VANISH, Kevin Miller. Wandering Aengus Press, PO Box 334, Eastsound, WA 98245, 2020, 81 pages, $18 paper, https://wanderingaenguspress.com/index.html.
Kevin Miller’s poems are rooted in the material world, juice glasses, wet laundry, garden hoes, baseballs, beer and Lucky Strikes, but also blossoms, chickadees, rivers. In Vanish, which won the 2019 Wandering Aengus Book Award, that world seems about to blink out. In the title poem, the first in this collection, the word itself seems at risk: “whispers its swish of sound / as a trail of breath follows / an image you hold like the title / of the film you saw two nights / ago, no longer on the tip of anything…”
Paula Meehan describes Vanish as “teem[ing] with ghosts and their reckonings…narrative raised to elegiac heights.” But those heights are shot through with particularity, grounded in things.
Which makes me think of William Carlos Williams: “No ideas but in things!” And Sylvia Plath: “I love the thinginess of things.” I loved spending the morning in Miller’s world, and with these poems. Here’s one:
It’s Like Weather
Sixty days without rain, the leaves
fall from heat, the colors fail fast
as if too soon the surrender,
loss without regret, you miss rain
like some miss breakfast, or a cigarette,
what it is—day after day sameness
until you want to scream, and you
know no one’s at fault, still fault
settles it, allows blame, and blame
feels good, like a shot of vengeance,
it bruises in ways the fall colors
come alive under the skin, again
a fall, a parting, a loss you forget
with the first storm, when a fire,
tea, and a blanket find you together,
cozy enough for a change, though
too long under a relentless sky
becomes its other side, and you long
for the same sun, forgetting where
fault lay, nevertheless fault sends you
to your corners until first snow
or spring thaw turns you to each other,
and when this happens, you turn
blame to praise, overdue gratitude,
for if you made the dark, you must give
the light, if you kept the rain, you might
have brought the sun, and since no god
sleeps next to you in these beds, you share
the blame. Make praise your daily bread.
“Make praise your daily bread” is such good advice.

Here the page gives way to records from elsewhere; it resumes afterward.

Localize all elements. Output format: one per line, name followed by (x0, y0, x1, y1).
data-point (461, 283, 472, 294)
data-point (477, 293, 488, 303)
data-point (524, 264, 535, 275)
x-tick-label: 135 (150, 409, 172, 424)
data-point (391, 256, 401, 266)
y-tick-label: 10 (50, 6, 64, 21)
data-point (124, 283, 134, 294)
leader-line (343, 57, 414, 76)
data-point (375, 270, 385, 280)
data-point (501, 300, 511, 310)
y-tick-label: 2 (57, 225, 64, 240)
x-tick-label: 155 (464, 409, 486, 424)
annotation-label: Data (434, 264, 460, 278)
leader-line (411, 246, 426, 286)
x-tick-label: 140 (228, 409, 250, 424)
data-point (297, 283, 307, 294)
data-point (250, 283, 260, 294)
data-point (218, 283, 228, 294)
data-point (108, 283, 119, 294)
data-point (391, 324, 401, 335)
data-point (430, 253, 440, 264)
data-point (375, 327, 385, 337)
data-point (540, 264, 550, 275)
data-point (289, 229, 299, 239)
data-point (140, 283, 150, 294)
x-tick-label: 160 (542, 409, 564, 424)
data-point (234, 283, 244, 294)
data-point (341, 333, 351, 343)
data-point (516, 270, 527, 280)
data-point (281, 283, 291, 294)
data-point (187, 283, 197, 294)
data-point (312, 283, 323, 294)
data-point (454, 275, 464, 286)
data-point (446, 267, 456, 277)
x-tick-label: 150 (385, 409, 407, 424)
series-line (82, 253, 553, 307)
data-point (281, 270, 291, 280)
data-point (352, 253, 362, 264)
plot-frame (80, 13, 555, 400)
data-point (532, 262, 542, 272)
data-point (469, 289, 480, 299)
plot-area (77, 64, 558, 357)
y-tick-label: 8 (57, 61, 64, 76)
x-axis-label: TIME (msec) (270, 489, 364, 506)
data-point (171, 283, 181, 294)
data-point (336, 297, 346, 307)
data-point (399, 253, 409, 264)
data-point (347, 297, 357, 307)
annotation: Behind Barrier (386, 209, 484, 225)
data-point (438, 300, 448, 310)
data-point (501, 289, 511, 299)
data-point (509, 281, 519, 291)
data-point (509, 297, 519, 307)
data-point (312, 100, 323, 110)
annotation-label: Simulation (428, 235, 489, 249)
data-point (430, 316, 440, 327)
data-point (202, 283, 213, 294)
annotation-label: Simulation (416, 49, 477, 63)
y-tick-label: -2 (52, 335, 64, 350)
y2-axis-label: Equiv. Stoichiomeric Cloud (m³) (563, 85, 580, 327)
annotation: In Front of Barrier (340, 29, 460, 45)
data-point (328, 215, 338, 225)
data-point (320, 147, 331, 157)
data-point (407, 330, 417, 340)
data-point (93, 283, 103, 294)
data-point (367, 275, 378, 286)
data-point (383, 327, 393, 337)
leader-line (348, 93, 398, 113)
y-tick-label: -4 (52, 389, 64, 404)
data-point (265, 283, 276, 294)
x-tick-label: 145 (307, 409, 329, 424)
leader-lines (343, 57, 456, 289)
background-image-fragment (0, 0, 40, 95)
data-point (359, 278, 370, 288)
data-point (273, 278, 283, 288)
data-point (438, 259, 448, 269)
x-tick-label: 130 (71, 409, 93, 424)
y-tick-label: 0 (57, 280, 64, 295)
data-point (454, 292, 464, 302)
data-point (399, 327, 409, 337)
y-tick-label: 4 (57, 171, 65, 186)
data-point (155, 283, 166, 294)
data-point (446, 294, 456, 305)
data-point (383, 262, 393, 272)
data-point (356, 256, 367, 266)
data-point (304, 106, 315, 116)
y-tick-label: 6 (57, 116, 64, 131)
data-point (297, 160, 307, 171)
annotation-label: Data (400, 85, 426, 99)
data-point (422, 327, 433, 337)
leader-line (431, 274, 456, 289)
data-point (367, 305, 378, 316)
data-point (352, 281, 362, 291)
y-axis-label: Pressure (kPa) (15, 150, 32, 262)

I’m trying to find a way to point out that many of these poems are about marriage—both its dailiness, I think—but, more important, the gift of it (and, it seems, several grandchildren). I’m compelled to share one more short poem, in part because a second title beginning “It’s Like” caught my eye, but also because I wish I had written it.
It’s Like Feeding Horses
in a snowstorm, the sky descends
like a veil and conceals pastures an acre
at a time, the order that is fence lines
disappears in the marriage of earth and sky
as the two of you dish the flakes, collars up,
heads down, and what doesn’t vanish
is the idea of the horses and each other
silent within the whistling quiet of storm.
This is work whether you see it or not.
Kevin Miller is a retired teacher—another connection—and lives in Tacoma, Washington. I’ve never met him, but he feels like an old friend.